Kaanji

The season is long gone & i’m still dreaming about this amazing Kali Gaajar ki Kaanji.
Some things stay with you forever, no matter where you go, what you become. Some little things keep you grounded, holding you to your roots.
As a kid, I remember sipping on this delicious gut-cleansing drink in winter months. We’d sit in the सर्दी की धूप, with plates full of radish & carrot salad, bowls full of peanuts & a glass of Kaanji. I can never get over it. Never.
For those of you who haven’t tasted this precious manna, Kaanji is a probiotic drink made with black/purple carrots that are available in North India during the winter months. It’s not only nutritious for the gut, but also tangy & pungent. As much as I love it, I’d have to agree that it is an acquired taste…you will either love Kaanji as much as I do or absolutely detest it 🤐 The black/purple carrots are what lend the drink it’s magnificent colour. As the Kaanji ferments in the sun, it gets sour with the help of coarsely ground mustard seeds.
It’s near impossible to find black carrots in the rest of the country so some people use the regular red carrots along with a little beetroot to make the same drink. Of course it’s not the exact same thing but it works 🤷‍♀️ If you have heard about Kaanji, you are almost certainly also aware of Kaanji Vada. It’s not rocket science, just regular urad dal vadas dunked in A bowl of delicious kaanji 🤩 As weird as it might sound, it’s a killer combo & you have to try it to believe it. For now, let’s stick to this simple recipe for kaanji. If you get black carrots this year, make sure you churn out this healthy drink!

Kaanji

Course: DrinksCuisine: IndianDifficulty: Easy
Servings

4

litres
Prep time

20

minutes
Cooking time

10

minutes

A tangy, probiotic drink made with black carrots & basic spices. Winter treat!

Ingredients

  • Black/purple carrots: 1kg

  • Mustard seeds: 4tbsp

  • Red chilli powder: 1tbsp

  • Black salt: 1tbsp

  • Pink salt: 2tbsp

  • Water: 4 litres

Directions

  • Wash, clean & chop the black carrots in batons.

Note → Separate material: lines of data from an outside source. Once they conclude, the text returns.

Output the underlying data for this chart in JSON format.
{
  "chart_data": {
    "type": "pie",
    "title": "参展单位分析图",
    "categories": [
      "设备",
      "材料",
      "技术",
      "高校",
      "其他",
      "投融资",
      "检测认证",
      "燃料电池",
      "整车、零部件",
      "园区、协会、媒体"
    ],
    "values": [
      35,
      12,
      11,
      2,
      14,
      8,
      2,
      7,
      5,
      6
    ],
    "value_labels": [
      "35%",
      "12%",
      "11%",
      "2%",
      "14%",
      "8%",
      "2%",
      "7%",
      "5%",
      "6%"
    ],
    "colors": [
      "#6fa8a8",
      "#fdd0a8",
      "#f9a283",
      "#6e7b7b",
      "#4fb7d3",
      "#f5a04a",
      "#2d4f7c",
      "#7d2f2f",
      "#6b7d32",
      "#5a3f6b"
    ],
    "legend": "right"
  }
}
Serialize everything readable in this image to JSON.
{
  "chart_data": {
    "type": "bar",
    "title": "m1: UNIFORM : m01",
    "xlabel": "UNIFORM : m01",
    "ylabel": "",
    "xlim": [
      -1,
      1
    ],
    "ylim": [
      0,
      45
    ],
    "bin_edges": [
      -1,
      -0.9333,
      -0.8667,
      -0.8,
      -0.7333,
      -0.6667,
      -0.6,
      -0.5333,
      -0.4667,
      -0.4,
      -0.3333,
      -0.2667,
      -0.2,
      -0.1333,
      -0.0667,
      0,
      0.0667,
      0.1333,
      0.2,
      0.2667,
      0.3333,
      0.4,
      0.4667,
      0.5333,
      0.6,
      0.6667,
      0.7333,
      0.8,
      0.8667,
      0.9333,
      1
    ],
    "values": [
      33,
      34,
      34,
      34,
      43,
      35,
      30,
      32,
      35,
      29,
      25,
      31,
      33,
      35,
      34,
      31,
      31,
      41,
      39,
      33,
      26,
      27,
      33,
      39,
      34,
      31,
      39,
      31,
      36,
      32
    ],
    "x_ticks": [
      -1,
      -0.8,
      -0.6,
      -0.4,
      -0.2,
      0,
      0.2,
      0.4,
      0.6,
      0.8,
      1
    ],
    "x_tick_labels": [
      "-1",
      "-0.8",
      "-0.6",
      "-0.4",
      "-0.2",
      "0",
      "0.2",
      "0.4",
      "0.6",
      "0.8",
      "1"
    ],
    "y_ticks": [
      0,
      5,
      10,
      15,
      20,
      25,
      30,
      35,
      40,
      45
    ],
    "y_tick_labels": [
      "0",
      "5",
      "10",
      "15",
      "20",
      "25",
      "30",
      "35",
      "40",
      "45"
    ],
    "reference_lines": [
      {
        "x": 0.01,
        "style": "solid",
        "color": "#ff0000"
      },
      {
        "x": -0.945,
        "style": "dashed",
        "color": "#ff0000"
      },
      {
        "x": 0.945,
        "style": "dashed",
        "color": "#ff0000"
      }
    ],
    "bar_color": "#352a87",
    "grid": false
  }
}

Keep aside.
  • Coarsely grind the mustard seeds. We don’t need a fine powder, the coarse texture is essential.
  • Take a large sterilised jar (earthen or glass). Put the carrots, salt, red chilli powder & ground mustard in it. Now pour in the water. Mix well.
  • Keep the jar in sunlight for 5-7 days. The water will change colour to a deep maroon/purple & the kaanji will turn sour.
  • Once you get the pungency you desire, you can transfer the kaanji to smaller jars/bottles & store it in the refrigerator.
  • Serve at room temperature or chilled 😃

Notes

  • Serve kaanji along with meals or as a standalone drink. It’s great for the gut.
  • You can adjust the amount of red chilli powder or salt as per your taste.